The European Union's Role in Latin America

Venezuela’s economic and political crisis, which has brought the country hyperinflation, food shortages, and deteriorating public services, can only change if the pressure comes from within.
The European Union's Role in Latin America
UM’s new vice president for hemispheric and global affairs, María de Lourdes Dieck-Assad, center, dropped by the conference to introduce herself.

Outside pressure from charter organizations, such as the Organization of American States, could play a role if those organizations clearly defined what a breakdown in democratic freedoms entailed and issued sanctions against the government of President Nicolas Maduro.
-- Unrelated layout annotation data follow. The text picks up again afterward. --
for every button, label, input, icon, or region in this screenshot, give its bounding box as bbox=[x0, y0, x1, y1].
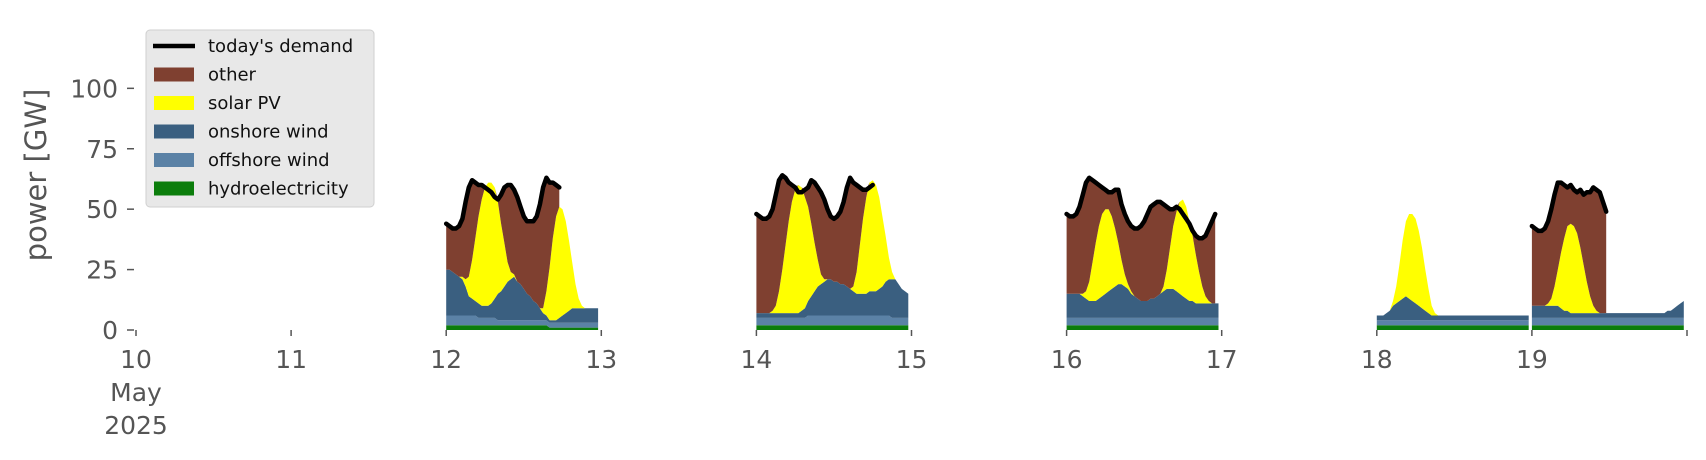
area-other-2025-05-14 bbox=[756, 175, 873, 314]
area-onshore-wind-2025-05-12 bbox=[446, 269, 599, 323]
area-solar-pv-2025-05-18 bbox=[1376, 214, 1529, 316]
legend-label: hydroelectricity bbox=[208, 179, 349, 200]
plot-area bbox=[446, 175, 1684, 330]
x-tick-label: 15 bbox=[896, 345, 928, 374]
legend-swatch-solar-pv bbox=[154, 96, 194, 110]
area-hydroelectricity-2025-05-14 bbox=[756, 325, 909, 330]
legend-label: today's demand bbox=[208, 36, 353, 57]
area-other-2025-05-16 bbox=[1066, 177, 1216, 304]
legend-swatch-offshore-wind bbox=[154, 153, 194, 167]
area-solar-pv-2025-05-14 bbox=[756, 180, 909, 314]
x-tick-sublabel-month: May bbox=[110, 378, 162, 407]
area-hydroelectricity-2025-05-16 bbox=[1066, 325, 1219, 330]
legend-box bbox=[145, 29, 375, 208]
area-hydroelectricity-2025-05-12 bbox=[446, 325, 599, 330]
area-solar-pv-2025-05-19 bbox=[1531, 223, 1684, 314]
legend-label: other bbox=[208, 65, 257, 86]
area-other-2025-05-12 bbox=[446, 177, 560, 309]
x-tick-label: 13 bbox=[585, 345, 617, 374]
area-onshore-wind-2025-05-19 bbox=[1531, 301, 1684, 318]
legend-label: onshore wind bbox=[208, 122, 329, 143]
area-hydroelectricity-2025-05-19 bbox=[1531, 325, 1684, 330]
area-offshore-wind-2025-05-18 bbox=[1376, 320, 1529, 326]
demand-line-2025-05-16 bbox=[1064, 175, 1218, 241]
y-axis: power [GW] 0 25 50 75 100 bbox=[19, 74, 134, 345]
legend-label: offshore wind bbox=[208, 150, 330, 171]
y-tick-label: 0 bbox=[102, 316, 118, 345]
x-tick-label: 11 bbox=[275, 345, 307, 374]
area-offshore-wind-2025-05-14 bbox=[756, 315, 909, 326]
demand-lines bbox=[443, 173, 1609, 241]
x-tick-label: 12 bbox=[430, 345, 462, 374]
x-axis: 10 May 2025 11 12 13 14 15 16 17 18 19 bbox=[104, 330, 1688, 440]
x-tick-sublabel-year: 2025 bbox=[104, 411, 168, 440]
x-tick-label: 10 bbox=[120, 345, 152, 374]
y-tick-label: 100 bbox=[70, 74, 118, 103]
legend-swatch-other bbox=[154, 67, 194, 82]
demand-line-2025-05-14 bbox=[754, 173, 875, 222]
x-tick-label: 19 bbox=[1516, 345, 1548, 374]
area-hydroelectricity-2025-05-18 bbox=[1376, 325, 1529, 330]
area-solar-pv-2025-05-12 bbox=[446, 182, 599, 321]
demand-line-2025-05-19 bbox=[1529, 180, 1609, 234]
area-offshore-wind-2025-05-12 bbox=[446, 315, 599, 328]
area-solar-pv-2025-05-16 bbox=[1066, 199, 1219, 304]
y-tick-label: 75 bbox=[86, 135, 118, 164]
area-onshore-wind-2025-05-14 bbox=[756, 279, 909, 318]
x-tick-label: 18 bbox=[1361, 345, 1393, 374]
legend: today's demand other solar PV onshore wind o… bbox=[145, 29, 375, 208]
y-tick-label: 25 bbox=[86, 256, 118, 285]
x-tick-label: 17 bbox=[1206, 345, 1238, 374]
legend-label: solar PV bbox=[208, 93, 281, 114]
x-tick-label: 14 bbox=[740, 345, 772, 374]
y-tick-label: 50 bbox=[86, 195, 118, 224]
area-offshore-wind-2025-05-16 bbox=[1066, 317, 1219, 326]
x-tick-label: 16 bbox=[1051, 345, 1083, 374]
y-axis-label: power [GW] bbox=[19, 89, 53, 262]
area-onshore-wind-2025-05-18 bbox=[1376, 296, 1529, 321]
demand-line-2025-05-12 bbox=[443, 175, 562, 231]
legend-swatch-onshore-wind bbox=[154, 124, 194, 139]
area-offshore-wind-2025-05-19 bbox=[1531, 317, 1684, 326]
legend-swatch-hydroelectricity bbox=[154, 181, 194, 196]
These were some of the conclusions offered by Felix Beltran of Eastern Washington University and Carolina Zaccato of the Universidad de San Andres in Argentina, two panelists at the all-day conference “Latin American Challenges: The Role of the European Union,” sponsored by UM’s European Union Center and the Institue for Advanced Study of the Americas.

Joaquin Roy, director of the European Union Center, welcomed about 30 students, academics and visiting professors to a large classroom in the 1300 Campo Sano building on UM’s Coral Gables campus. UM’s new vice president for hemispheric and global affairs, María de Lourdes Dieck-Assad, also dropped by.

Scholars from several universities presented papers ranging from “Regionalism and the European Union” and “Inter-American Integration” to the crisis in Venezuela and the status of Cuba in the hemisphere.